In siebzig Episoden erzählt der österreichische Autor Kurzgeschichten für Menschen, die gerne reisen und in denen die Ferne immer eine unstillbare Sehnsucht auslöst. Aber seine Zielgruppe sind ohne Zweifel auch all jene Menschen, die nicht gerne reisen, weil er es versteht, Kopfkino vom Feinsten zu entfachen. Man muss schier gar nicht in Burma oder Thailand gewesen sein, denn Ransmayr schafft es, jeden mitzunehmen. Andererseits fragt man sich als Viel- und Dauerreisender, ob man die großartigen Bilder wirklich sehen kann, wenn man niemals an griechischen, arabischen oder asiatischen Orten war?

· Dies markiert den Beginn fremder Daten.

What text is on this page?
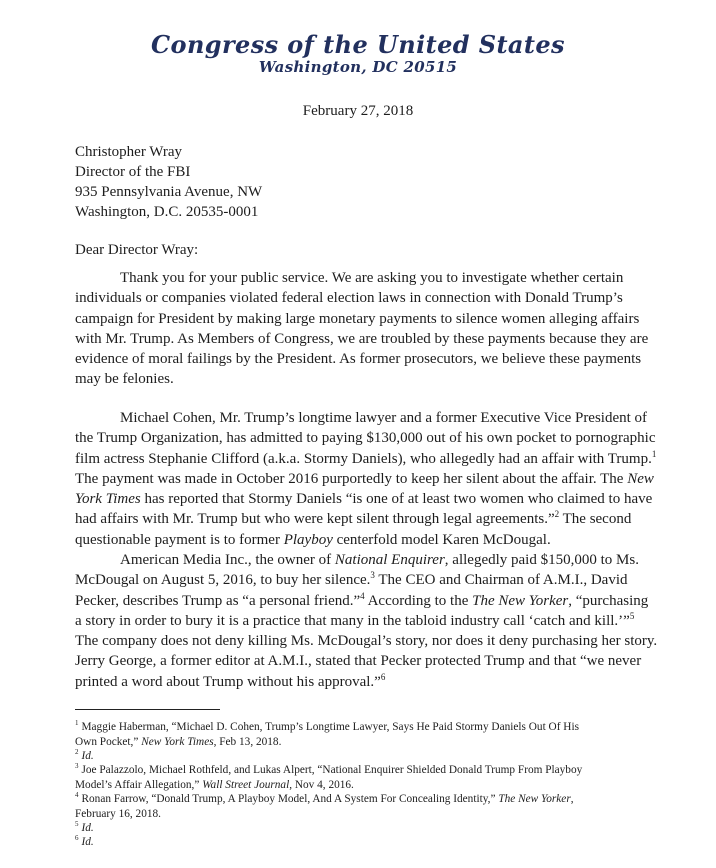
Congress of the United States
Washington, DC 20515
February 27, 2018
Christopher Wray
Director of the FBI
935 Pennsylvania Avenue, NW
Washington, D.C. 20535-0001
Dear Director Wray:
Thank you for your public service. We are asking you to investigate whether certain
individuals or companies violated federal election laws in connection with Donald Trump’s
campaign for President by making large monetary payments to silence women alleging affairs
with Mr. Trump. As Members of Congress, we are troubled by these payments because they are
evidence of moral failings by the President. As former prosecutors, we believe these payments
may be felonies.
Michael Cohen, Mr. Trump’s longtime lawyer and a former Executive Vice President of
the Trump Organization, has admitted to paying $130,000 out of his own pocket to pornographic
film actress Stephanie Clifford (a.k.a. Stormy Daniels), who allegedly had an affair with Trump.$^1$
The payment was made in October 2016 purportedly to keep her silent about the affair. The New
York Times has reported that Stormy Daniels “is one of at least two women who claimed to have
had affairs with Mr. Trump but who were kept silent through legal agreements.”$^2$ The second
questionable payment is to former Playboy centerfold model Karen McDougal.
American Media Inc., the owner of National Enquirer, allegedly paid $150,000 to Ms.
McDougal on August 5, 2016, to buy her silence.$^3$ The CEO and Chairman of A.M.I., David
Pecker, describes Trump as “a personal friend.”$^4$ According to the The New Yorker, “purchasing
a story in order to bury it is a practice that many in the tabloid industry call ‘catch and kill.’”$^5$
The company does not deny killing Ms. McDougal’s story, nor does it deny purchasing her story.
Jerry George, a former editor at A.M.I., stated that Pecker protected Trump and that “we never
printed a word about Trump without his approval.”$^6$
$^1$ Maggie Haberman, “Michael D. Cohen, Trump’s Longtime Lawyer, Says He Paid Stormy Daniels Out Of His
Own Pocket,” New York Times, Feb 13, 2018.
$^2$ Id.
$^3$ Joe Palazzolo, Michael Rothfeld, and Lukas Alpert, “National Enquirer Shielded Donald Trump From Playboy
Model’s Affair Allegation,” Wall Street Journal, Nov 4, 2016.
$^4$ Ronan Farrow, “Donald Trump, A Playboy Model, And A System For Concealing Identity,” The New Yorker,
February 16, 2018.
$^5$ Id.
$^6$ Id.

Nach kurzem Zögern denke ich: Ja, nur eben andere, nicht weniger schöne, nicht weniger bewegende. Denn der Stil, in dem Ransmayr schreibt, ist farbenprächtiger als jeder Film und jede Reisedokumentation. Man kann gar nicht anders, als einzutauchen, wenn er am verschneiten Ufer eines Bergsees im westlichen Himalaya entlang wandert oder wenn er einer Elefantenherde im Urwald von Sri Lanka ausweicht. Seine literarischen Fähigkeiten lassen jede Leserin, jeden Leser erblassen, ziehen einen in den Bann. Vor allem, wenn man selbst gerne schreibt, lässt einen der Autor mit untherapierbaren Minderwertigkeitskomplexen zurück. Seine lyrische Ader ist Garant für 3-D-Bilder im Kopf, für seufzende Emotionen, für ein so häufiges, neidisches Kopfschütteln wie bei kaum einem anderen Autor zuvor. So etwas kann man wahrscheinlich nicht lernen. Das haben auch schon andere erkannt – Ransmayr erhielt zahlreiche literarische Auszeichnungen, unter anderem die nach Friedrich Hölderlin, Franz Kafka und Bert Brecht benannten Literaturpreise, den Kleist-Preis und einige mehr. Literaturkenner halten den Nobelpreis schon lange für angemessen.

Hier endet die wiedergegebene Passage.